Marcus, you just released your debut novel, Feast for Thieves. Tell us about it. The book starts off with a bang, and the action continues nonstop. It’s the story of a paradoxical hooligan named Rowdy Slater, told in first person through his eyes.
He’s an elite incorrigible paratrooper from WWII who comes home to Texas, changes his life around, and through a bizarre set of circumstances is forced to become a preacher for one year in a small town called Cut Eye.
So, where did you get the idea for the book? My inspiration came from a real life paratrooper from WWII named Wayne “Skinny” Sisk. Sisk was highly skilled but incorrigible. After the war, Skinny turned his life around, and eventually became a preacher. He died in 1999 in West Virginia.
None of the specifics of Sisk’s life were used in this novel. Yet that big idea sat in my mind a long time. An elite incorrigible paratrooper becomes a minister. Here’s a man used to solving problems with a rifle or his fists …
What sort of wild-hearted minister might such a man make?
With all the barroom brawls, flying fists, and other crazy antics, it’s seems like the kind of story that would appeal primarily to men. But you’re getting a lot of positive feedback from women. Absolutely. Women love the book too. The characters are rich, and there’s a strong romantic plotline running through the book.
Reverend Rowdy Slater would be hard-pressed to admit it, but he’s falling in love with Bobbie Barker, the church’s willowy missionary who held the church together while the men were at war. She’s smart and funny and has a penchant for quoting horrible poetry.
Rowdy needs to stick close to her, because she’ll turn out to be exactly what he needs in the end.
Rowdy makes a lot of crazy decisions but somehow, readers can’t help loving him. Why do you think his character appeals so much to readers and what do you hope they learn from him? Rowdy’s a lovable scoundrel, through and through. He’s tough yet tender, wayward yet upright. Rowdy understands what it means to be broken, to have a past life that’s full of mistakes. He enters his new job with a humility for the frailty of humanity. He’s compassionate for the underdog, for the person who’s made desperate choices.

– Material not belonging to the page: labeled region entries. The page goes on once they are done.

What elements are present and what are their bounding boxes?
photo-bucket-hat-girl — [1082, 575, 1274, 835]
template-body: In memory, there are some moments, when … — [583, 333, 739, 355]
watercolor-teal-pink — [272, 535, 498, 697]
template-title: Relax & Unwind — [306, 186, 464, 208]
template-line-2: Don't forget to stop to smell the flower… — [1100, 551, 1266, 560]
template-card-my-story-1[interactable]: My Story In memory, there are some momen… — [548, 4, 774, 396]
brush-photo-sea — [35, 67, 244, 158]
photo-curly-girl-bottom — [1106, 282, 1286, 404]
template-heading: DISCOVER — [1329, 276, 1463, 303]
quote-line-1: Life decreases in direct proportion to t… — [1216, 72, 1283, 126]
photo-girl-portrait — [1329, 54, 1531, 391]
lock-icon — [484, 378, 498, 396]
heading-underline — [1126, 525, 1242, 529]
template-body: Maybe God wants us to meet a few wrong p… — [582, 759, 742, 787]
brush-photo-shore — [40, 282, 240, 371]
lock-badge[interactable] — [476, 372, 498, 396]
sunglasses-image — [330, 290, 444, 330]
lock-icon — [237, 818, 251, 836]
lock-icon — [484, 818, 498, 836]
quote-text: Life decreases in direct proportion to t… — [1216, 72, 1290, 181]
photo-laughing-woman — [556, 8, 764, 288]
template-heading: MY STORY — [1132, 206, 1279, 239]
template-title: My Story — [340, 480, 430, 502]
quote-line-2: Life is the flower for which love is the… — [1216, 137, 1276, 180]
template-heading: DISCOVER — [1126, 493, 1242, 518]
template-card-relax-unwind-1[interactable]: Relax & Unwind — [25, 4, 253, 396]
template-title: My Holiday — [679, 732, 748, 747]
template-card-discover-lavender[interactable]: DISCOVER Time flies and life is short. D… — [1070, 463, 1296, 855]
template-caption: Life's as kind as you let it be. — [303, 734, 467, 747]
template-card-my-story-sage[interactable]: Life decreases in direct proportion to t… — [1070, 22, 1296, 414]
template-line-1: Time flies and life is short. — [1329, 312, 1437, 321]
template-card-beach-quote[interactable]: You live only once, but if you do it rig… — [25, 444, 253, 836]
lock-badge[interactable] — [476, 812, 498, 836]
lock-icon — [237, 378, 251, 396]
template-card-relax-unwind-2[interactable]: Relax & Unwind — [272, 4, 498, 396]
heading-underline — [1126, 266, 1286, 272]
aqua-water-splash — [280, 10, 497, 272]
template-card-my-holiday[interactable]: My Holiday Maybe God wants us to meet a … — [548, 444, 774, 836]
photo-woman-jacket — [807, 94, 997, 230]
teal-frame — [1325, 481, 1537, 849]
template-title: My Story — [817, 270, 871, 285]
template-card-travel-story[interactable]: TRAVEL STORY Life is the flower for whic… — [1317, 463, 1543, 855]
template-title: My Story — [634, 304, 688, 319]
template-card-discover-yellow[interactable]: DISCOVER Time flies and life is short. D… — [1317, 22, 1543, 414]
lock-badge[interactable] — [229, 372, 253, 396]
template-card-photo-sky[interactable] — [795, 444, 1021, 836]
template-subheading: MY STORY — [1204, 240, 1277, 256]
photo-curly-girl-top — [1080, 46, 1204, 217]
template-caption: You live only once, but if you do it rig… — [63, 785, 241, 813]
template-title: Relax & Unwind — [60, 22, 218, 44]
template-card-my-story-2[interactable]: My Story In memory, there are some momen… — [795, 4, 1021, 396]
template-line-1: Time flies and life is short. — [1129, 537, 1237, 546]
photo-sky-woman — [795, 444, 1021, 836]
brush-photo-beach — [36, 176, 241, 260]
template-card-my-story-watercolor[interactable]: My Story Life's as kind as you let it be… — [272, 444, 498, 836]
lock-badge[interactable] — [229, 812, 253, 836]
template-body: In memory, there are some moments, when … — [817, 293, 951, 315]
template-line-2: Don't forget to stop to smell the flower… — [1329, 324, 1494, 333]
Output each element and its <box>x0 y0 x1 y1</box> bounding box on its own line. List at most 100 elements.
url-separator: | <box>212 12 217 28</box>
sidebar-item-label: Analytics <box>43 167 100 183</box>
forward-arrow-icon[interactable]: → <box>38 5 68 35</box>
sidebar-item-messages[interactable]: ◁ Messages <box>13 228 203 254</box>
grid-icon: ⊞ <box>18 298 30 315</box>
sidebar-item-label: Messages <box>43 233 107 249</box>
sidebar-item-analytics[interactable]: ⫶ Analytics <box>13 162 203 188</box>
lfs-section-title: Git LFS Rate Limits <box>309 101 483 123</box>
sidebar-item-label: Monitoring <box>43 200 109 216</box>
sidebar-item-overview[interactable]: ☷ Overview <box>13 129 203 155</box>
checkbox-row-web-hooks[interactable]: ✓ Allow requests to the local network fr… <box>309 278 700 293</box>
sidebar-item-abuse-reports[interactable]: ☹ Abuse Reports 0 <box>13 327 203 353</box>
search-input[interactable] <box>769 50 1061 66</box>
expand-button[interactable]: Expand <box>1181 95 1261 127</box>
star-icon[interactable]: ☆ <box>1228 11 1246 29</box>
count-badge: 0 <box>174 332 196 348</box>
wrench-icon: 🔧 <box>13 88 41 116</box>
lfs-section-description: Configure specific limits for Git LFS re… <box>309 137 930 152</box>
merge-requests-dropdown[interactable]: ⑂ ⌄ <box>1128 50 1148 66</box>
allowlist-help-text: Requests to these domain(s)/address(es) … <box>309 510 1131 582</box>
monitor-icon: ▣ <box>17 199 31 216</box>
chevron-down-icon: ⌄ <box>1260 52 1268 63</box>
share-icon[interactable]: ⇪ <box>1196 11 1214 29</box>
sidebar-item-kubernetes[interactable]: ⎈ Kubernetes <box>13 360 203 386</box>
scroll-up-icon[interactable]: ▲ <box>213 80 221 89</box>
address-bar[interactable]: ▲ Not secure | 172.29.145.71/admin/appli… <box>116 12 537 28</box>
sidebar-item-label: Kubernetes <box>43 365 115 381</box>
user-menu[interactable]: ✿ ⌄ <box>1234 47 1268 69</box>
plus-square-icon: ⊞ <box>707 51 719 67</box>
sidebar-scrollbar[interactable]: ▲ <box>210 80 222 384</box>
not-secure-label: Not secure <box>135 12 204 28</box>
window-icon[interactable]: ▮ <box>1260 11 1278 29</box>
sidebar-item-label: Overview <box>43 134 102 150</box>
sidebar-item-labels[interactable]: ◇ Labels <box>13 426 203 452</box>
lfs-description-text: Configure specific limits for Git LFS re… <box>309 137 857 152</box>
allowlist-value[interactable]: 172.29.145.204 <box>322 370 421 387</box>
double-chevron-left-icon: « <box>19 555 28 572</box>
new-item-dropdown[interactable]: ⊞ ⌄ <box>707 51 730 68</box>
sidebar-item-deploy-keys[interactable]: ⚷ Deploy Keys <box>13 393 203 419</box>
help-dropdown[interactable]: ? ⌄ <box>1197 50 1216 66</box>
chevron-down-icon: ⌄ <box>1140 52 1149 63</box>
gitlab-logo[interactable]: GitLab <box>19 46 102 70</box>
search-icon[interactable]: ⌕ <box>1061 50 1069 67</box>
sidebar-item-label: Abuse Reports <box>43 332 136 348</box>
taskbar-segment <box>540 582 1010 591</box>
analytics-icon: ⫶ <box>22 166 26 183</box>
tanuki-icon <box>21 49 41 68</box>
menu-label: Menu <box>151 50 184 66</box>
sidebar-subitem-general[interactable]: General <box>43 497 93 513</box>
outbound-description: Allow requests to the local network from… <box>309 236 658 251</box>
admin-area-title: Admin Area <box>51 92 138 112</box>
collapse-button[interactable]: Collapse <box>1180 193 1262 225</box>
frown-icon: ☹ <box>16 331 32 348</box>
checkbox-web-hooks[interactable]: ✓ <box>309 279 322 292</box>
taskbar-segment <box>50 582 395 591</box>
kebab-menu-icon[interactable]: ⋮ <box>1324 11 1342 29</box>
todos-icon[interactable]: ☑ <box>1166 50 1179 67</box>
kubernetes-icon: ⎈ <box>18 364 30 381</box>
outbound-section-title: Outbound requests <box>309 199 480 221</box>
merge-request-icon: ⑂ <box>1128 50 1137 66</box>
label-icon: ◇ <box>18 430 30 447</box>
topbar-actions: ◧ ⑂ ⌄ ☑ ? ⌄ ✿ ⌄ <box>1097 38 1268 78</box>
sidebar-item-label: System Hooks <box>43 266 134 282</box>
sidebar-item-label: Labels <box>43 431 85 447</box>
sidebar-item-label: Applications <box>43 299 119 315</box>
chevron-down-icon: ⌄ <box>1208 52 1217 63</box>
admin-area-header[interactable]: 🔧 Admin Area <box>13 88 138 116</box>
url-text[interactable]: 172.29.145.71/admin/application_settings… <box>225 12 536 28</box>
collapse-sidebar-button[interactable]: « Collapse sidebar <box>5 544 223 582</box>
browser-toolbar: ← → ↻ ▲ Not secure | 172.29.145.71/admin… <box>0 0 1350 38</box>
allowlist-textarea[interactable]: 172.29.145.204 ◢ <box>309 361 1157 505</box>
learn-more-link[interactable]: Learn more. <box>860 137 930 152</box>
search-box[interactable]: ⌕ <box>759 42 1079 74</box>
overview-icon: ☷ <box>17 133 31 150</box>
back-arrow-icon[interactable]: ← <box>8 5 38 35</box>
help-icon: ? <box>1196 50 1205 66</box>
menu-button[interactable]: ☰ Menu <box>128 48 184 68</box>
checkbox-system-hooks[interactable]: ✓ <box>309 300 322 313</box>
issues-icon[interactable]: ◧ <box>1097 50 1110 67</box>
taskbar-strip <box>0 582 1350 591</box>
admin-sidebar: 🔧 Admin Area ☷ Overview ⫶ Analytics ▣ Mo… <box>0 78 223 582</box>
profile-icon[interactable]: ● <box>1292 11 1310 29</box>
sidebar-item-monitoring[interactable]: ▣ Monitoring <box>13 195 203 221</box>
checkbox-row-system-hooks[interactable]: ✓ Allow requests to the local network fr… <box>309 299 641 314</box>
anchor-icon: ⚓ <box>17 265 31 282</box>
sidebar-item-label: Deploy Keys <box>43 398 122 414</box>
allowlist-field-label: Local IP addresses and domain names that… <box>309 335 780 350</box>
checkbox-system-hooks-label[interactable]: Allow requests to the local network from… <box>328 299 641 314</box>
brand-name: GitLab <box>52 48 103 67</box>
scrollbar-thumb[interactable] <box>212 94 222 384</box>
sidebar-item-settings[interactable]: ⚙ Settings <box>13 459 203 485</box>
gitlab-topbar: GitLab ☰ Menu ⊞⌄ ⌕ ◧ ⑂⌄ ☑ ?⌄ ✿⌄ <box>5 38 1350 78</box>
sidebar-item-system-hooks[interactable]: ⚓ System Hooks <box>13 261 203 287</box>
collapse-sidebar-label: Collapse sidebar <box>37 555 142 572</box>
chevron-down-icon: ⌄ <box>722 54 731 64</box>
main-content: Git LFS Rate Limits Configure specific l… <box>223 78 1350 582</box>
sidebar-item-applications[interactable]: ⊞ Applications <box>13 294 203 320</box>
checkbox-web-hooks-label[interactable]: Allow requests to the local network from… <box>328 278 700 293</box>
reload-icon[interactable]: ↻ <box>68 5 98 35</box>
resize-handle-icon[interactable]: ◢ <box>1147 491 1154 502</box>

Overall, this is a book about a soldier coming home from a war and the journey he takes in his soul toward change. Rowdy encounters this gift from Providence, this feast of undeserved favor, and is invited to come and dine.
The story contains layers of meaning. It makes you think and feel and contemplate life. You could read it once, set it aside for a year and then read it again, and see new nuances in the narrative.
You’ve written more than 25 books, including a New York Times bestseller, but this is your first novel. What motivated you to give fiction a try? Fiction offered me a big blank canvas that allowed me to be as creative as I could be. With a novel, I found I needed to bring alive everything. The characters. The story. The world they live in. The conflicts and challenges that arise. How the characters overcome those obstacles. How everything resolves satisfyingly at the end.
What’s next for you? Rowdy’s world is populated with a wild mix of ex-military men, women of ill repute, jail house bandits, guys who like to fight, cranky church secretaries, orphans, sheriffs, nearly-dead store owners, beautiful smart women who can handle rifles, and good cooks.
There’s plenty of potential to keep Rowdy going and turn it into a series.
About the author: Marcus Brotherton is a journalist and professional writer known internationally for his books and literary collaborations with high-profile public figures, humanitarians, inspirational leaders, and military personnel. He has authored or coauthored more than 25 books, including the New York Times bestseller, We Who Are Alive and Remain.